Après « DÉCIDE », ajouter « de créer un fonds d’urgence régional de soutien aux ateliers et options artistiques en milieu scolaire ».
La DRAC Hauts-de-France a décidé de supprimer les subventions qu’elle attribuait chaque année aux ateliers et options artistiques dans les collèges et lycées. Ces subventions étaient indispensables pour financer des ateliers et des projets culturels, des sorties scolaires dans les structures culturelles de nos territoires, et garantir une véritable éducation artistique et culturelle pour les jeunes.
Cette décision intervient quelques mois seulement après la décision du gouvernement de geler la part collective du Pass Culture, qui permettait également de financer des projets culturels au sein des établissements. Ce double désengagement de l’État constitue une attaque frontale contre l’accès à la culture pour les jeunes, en particulier dans les territoires où il est le plus difficile.

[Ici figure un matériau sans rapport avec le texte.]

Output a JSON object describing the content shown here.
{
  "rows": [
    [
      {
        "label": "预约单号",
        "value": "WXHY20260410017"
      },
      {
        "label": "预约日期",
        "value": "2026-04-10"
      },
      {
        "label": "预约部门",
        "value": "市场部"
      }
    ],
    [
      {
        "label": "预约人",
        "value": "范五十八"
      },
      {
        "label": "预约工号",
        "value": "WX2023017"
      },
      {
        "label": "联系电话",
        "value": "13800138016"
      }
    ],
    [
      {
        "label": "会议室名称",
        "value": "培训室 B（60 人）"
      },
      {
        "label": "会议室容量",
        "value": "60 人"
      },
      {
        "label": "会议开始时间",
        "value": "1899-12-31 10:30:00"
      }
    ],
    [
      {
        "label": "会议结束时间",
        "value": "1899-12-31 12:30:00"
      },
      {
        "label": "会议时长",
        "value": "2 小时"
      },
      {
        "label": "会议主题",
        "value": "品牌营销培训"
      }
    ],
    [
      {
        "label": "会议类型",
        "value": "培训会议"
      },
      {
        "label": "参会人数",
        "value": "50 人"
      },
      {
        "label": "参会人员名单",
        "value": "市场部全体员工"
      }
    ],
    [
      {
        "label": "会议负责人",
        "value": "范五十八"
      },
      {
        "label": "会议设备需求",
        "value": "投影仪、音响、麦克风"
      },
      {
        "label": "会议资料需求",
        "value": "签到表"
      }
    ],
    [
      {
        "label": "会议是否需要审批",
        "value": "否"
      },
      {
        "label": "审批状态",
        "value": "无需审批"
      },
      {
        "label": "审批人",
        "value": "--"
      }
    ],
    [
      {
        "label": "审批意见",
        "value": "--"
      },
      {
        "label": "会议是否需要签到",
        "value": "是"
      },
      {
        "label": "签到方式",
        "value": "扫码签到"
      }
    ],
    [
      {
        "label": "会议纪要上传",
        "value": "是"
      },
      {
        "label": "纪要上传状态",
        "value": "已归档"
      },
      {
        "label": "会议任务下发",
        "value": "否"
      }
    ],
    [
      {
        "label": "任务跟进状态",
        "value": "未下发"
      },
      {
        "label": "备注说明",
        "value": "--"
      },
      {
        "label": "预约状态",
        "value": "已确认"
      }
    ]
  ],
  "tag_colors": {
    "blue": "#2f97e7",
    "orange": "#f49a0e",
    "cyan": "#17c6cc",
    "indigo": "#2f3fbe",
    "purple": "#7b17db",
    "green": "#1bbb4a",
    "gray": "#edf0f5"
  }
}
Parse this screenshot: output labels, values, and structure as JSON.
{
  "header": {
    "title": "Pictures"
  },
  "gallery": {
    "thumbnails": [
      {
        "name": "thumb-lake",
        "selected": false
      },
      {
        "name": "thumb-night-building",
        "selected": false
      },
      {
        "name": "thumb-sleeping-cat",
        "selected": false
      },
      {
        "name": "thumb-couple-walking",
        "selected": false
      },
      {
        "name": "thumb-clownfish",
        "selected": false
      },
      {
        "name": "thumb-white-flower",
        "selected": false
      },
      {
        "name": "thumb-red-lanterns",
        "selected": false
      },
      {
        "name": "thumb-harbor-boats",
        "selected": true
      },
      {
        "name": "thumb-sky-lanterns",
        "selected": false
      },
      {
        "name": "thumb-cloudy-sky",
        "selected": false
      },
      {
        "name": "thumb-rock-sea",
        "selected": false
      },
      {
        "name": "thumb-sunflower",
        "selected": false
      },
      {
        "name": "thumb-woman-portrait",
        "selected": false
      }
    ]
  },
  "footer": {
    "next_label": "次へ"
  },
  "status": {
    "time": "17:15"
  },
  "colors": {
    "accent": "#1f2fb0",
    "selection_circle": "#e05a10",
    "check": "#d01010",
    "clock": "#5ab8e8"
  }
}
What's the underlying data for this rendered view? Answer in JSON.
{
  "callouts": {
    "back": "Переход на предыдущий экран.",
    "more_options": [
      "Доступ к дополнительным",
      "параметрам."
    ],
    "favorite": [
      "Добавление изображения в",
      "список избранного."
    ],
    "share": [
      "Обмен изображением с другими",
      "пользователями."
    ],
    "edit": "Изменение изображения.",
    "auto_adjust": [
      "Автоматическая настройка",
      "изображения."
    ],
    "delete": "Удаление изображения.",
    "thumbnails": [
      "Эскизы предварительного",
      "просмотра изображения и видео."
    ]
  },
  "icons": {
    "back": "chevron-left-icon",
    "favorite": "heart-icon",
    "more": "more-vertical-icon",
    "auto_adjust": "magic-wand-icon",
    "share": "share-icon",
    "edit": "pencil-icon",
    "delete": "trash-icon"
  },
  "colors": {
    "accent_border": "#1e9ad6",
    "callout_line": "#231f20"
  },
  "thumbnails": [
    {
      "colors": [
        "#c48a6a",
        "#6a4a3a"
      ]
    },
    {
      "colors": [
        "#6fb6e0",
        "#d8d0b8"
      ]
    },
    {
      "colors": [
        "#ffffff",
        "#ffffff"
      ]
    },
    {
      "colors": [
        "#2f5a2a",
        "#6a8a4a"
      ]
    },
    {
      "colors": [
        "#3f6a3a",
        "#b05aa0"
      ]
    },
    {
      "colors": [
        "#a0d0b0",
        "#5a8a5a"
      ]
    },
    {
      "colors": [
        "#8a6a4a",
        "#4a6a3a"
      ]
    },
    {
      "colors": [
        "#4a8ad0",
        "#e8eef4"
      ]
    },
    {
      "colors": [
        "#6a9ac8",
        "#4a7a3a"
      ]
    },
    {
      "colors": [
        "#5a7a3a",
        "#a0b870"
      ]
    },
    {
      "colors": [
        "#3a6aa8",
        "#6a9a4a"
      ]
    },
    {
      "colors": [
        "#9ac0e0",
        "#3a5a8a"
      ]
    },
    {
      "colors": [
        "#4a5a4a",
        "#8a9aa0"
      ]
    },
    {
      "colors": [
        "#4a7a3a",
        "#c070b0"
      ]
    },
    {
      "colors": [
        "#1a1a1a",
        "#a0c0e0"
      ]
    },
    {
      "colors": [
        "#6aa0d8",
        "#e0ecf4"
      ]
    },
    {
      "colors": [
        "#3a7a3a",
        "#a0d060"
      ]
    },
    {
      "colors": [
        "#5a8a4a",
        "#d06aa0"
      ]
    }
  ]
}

Face à cette situation d’urgence, la Région s’engage en faveur de la création d’un fonds régional exceptionnel permettant :
– de compenser temporairement la perte des subventions DRAC pour les établissements concernés,
– de soutenir financièrement les interventions d’artistes dans les ateliers et options artistiques,
– de garantir un maillage équitable de l’offre artistique et culturelle scolaire sur l’ensemble du territoire régional.
Monsieur le Président, chers collègues, je vous propose aujourd’hui, par cet amendement, avec mes collègues, de créer un fonds d’urgence régional pour sauver les ateliers et options artistiques en milieu scolaire. Pourquoi un tel fonds ? Parce que, en quelques mois, l’Etat a déserté. La DRAC des Hauts-de-France a supprimé ses subventions aux établissements, cela alors même que le pass Culture, dans sa version collective, est toujours gelé. Notre région n’est pas en reste, puisque le budget consacré à la jeunesse a été amputé de 12 % cette année.
Ce sont nos jeunes qui en payent le prix : des projets annulés, des artistes écartés, des ateliers supprimés, moins de culture, moins de sens, moins de liens. C’est une attaque frontale contre l’éducation artistique et culturelle, en particulier dans les territoires les plus fragiles, où ces ateliers sont souvent le seul accès à la culture pour des jeunes.
Pourtant, quelle plus belle mission que d’ouvrir à un jeune les portes de la création ? L’art, ce n’est pas une option. C’est une chance de se découvrir, de penser librement, de ressentir autrement. C’est souvent dans un atelier théâtre, un projet de danse ou une sortie au musée que des adolescents trouvent le droit d’être sensibles. En sabrant ces espaces, on ne fait pas que rogner sur des budgets, on ferme des chemins vers l’émancipation.
Face à cette urgence, nous ne pouvons pas rester ici immobiles. Le rôle de notre région est d’être un acteur fort de l’éducation artistique et culturelle. Elle peut aujourd’hui, par cet amendement, prendre le relais temporairement et envoyer un signal clair : nous ne laisserons pas tomber la jeunesse, la culture, l’égalité des territoires. Ce fonds que nous vous proposons n’est pas un luxe, c’est un filet de sécurité pour les établissements et les artistes, un soutien immédiat pour maintenir vivantes les pratiques artistiques et, en même temps, un engagement politique fort pour garantir une offre culturelle équitable, partout dans notre région.
Mes chers collègues, c’est un amendement qui invite à la responsabilité collective. Il ne s’agit pas d’un geste symbolique, mais d’un choix politique concret en faveur de la jeunesse et de la culture. Ce que nous décidons ici peut être parfois très modeste en chiffres, mais immense en portée. C’est la raison pour laquelle je vous invite à le voter.